To address the challenge of automating testing for natural language protocol specifications—particularly in safety-critical systems—this paper proposes a two-stage methodology. First, large language models (LLMs) extract protocol elements from unstructured textual sources (e.g., RFCs). Second, an I/O grammar-based formal synthesis technique generates executable, traceable, and LLM-free formal protocol specifications. The key contribution is a curated mapping corpus bridging natural language descriptions to formal syntax, enabling version-aware specification evolution and iterative refinement. Evaluated on SMTP, POP3, IMAP, FTP, and ManageSieve, the approach achieves 92.8% average recovery of client message types and 80.2% of server message types; deployed in real systems, it attains an 81.5% message acceptance rate. This significantly enhances the accuracy, maintainability, and scalability of automated test generation for protocol implementations.

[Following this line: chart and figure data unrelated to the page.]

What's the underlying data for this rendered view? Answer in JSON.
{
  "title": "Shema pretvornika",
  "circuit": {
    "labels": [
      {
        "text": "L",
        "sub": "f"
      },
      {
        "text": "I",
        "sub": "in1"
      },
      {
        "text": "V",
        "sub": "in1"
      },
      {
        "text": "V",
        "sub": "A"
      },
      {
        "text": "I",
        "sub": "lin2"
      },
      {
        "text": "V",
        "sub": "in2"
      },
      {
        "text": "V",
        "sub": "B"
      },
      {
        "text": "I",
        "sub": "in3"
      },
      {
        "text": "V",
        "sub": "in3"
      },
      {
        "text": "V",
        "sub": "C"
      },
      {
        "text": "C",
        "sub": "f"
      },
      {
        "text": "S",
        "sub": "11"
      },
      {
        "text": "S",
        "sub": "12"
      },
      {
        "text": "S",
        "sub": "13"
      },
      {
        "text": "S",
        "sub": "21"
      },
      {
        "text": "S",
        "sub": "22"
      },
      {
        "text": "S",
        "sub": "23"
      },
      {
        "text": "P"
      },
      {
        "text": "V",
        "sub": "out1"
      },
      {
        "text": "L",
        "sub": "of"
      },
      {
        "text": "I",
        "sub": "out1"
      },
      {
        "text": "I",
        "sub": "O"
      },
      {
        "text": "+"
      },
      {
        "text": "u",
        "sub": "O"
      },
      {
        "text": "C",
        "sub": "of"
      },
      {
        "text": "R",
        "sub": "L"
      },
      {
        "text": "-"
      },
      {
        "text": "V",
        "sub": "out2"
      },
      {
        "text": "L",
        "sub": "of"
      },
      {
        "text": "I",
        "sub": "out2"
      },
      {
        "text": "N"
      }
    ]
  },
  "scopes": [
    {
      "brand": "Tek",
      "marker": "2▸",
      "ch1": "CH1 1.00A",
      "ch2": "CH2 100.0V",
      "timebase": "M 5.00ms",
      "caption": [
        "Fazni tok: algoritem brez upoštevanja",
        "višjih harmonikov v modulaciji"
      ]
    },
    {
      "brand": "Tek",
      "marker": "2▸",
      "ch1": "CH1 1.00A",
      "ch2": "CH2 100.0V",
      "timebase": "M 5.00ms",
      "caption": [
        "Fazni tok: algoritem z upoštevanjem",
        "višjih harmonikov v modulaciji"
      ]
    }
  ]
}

Safety- and security-critical systems have to be thoroughly tested against their specifications. The state of practice is to have _natural language_ specifications, from which test cases are derived manually - a process that is slow, error-prone, and difficult to scale. _Formal_ specifications, on the other hand, are well-suited for automated test generation, but are tedious to write and maintain. In this work, we propose a two-stage pipeline that uses large language models (LLMs) to bridge the gap: First, we extract _protocol elements_ from natural-language specifications; second, leveraging a protocol implementation, we synthesize and refine a formal _protocol specification_ from these elements, which we can then use to massively test further implementations. We see this two-stage approach to be superior to end-to-end LLM-based test generation, as 1. it produces an _inspectable specification_ that preserves traceability to the original text; 2. the generation of actual test cases _no longer requires an LLM_; 3. the resulting formal specs are _human-readable_, and can be reviewed, version-controlled, and incrementally refined; and 4. over time, we can build a _corpus_ of natural-language-to-formal-specification mappings that can be used to further train and refine LLMs for more automatic translations. Our prototype, AUTOSPEC, successfully demonstrated the feasibility of our approach on five widely used _internet protocols_ (SMTP, POP3, IMAP, FTP, and ManageSieve) by applying its methods on their _RFC specifications_ written in natural-language, and the recent _I/O grammar_ formalism for protocol specification and fuzzing. In its evaluation, AUTOSPEC recovers on average 92.8% of client and 80.2% of server message types, and achieves 81.5% message acceptance across diverse, real-world systems.